The two screenshots at issue were two online press releases dated October 15, 2001 and March 1, 2003, respectively. The screenshots thus appeared, at least facially, to have been publicly accessible before the relevant critical date of February 23, 2004. Notably, the board’s decision indicates that the petitioner had relied on the same screenshots in a prior proceeding concerning a related patent, in which the board had instituted the requested IPR. This might explain why, in the new proceeding, the petitioner made little effort to cite any evidence substantiating the press release’s purported publication dates. However, the prior institution decision came a few months before the board issued its precedential ruling in Hulu, LLC v. Sound View Innovations.
In Hulu, the board’s Precedential Opinion Panel clarified a petitioner’s initial burden for establishing the “printed publication” status of a prior art reference. “At the institution stage,” the board explained, “the petition must identify, with particularity, evidence sufficient to establish a reasonable likelihood that the reference was publicly accessible before the critical date of the challenged patent and therefore that there is a reasonable likelihood that it qualifies as a printed publication.” In other words, the petitioner has the initial burden to show “a reasonable likelihood” that the relied-upon reference in fact was publicly accessible at the necessary time.
Applying this standard, the board in Louisiana-Pacific concluded that the petitioner had not met its initial burden with respect to the two screenshots.
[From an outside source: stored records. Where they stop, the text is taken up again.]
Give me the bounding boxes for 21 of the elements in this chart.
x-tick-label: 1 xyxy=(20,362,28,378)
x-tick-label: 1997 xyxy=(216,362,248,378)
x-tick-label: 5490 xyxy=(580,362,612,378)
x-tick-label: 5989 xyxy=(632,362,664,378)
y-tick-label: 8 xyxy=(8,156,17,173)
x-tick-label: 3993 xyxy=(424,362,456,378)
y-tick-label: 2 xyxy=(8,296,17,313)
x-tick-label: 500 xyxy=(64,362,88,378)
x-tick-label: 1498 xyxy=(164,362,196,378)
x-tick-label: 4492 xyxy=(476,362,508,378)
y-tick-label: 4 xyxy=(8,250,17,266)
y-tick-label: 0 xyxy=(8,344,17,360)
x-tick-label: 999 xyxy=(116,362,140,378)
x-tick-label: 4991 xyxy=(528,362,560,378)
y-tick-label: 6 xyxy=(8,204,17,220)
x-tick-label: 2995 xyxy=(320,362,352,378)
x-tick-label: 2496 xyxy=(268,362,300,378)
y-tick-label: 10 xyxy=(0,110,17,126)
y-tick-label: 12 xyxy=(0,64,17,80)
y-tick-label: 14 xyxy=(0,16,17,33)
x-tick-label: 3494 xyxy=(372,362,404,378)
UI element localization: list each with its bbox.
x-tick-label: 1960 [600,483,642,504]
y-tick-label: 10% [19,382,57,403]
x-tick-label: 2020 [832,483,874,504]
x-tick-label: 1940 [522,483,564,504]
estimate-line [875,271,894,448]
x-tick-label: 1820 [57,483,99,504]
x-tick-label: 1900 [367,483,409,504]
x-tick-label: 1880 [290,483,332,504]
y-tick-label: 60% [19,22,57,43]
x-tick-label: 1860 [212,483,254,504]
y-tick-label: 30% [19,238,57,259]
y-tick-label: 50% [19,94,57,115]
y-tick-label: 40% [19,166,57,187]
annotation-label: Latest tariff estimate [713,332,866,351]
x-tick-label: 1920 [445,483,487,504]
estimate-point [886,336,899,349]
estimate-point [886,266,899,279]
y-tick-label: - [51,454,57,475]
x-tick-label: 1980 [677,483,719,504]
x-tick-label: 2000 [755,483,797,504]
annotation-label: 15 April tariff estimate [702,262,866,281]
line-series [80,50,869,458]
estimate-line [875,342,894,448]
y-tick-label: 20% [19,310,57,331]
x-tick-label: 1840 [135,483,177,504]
The board first observed that the press release dated October 15, 2001 actually bore a copyright date of 2003, while the press release dated March 1, 2003 bore an “ambiguous” copyright date of “1998-2009.” The board stressed that the petitioner made no attempt to explain these discrepancies or otherwise reconcile the publication dates with the “seemingly inconsistent” copyright dates. The board next noted that the petitioner had failed to “submit any testimony to support a finding that either of these documents is a prior art printed publication.” Finally, the board emphasized the lack of evidence “in the record indicat[ing] that these screenshots were obtained from websites contemporaneously archived at the alleged time of publication, for example, by the Wayback Machine” (which, as the board observed, both it and the Federal Circuit “have relied on to validate websites as a source of prior art”).
The board thus ruled that the petitioner “failed to identify with particularity evidence sufficient to establish a reasonable likelihood that either [press release] was publicly accessible before the critical date.” As a consequence, the board did not consider the press releases—which underpinned one of the petitioner’s three asserted grounds of obviousness—in deciding the petition’s merits.
Implications: The Louisiana-Pacific decision highlights the need for both petitioners and patent owners to carefully consider the evidence regarding the public accessibility of website screenshots and other types of non-traditional prior art references. Neither party should assume that just because a reference was posted on the Internet, it necessarily will qualify as a “printed publication.” Instead, the petitioner should assess whether it needs to adduce additional evidence to substantiate the reference’s purported publication date. And the patent owner should assess whether it has an argument that the evidence cited in the petition is insufficient to satisfy the Hulu standard (even if the reference may have been publicly accessible at some point in time).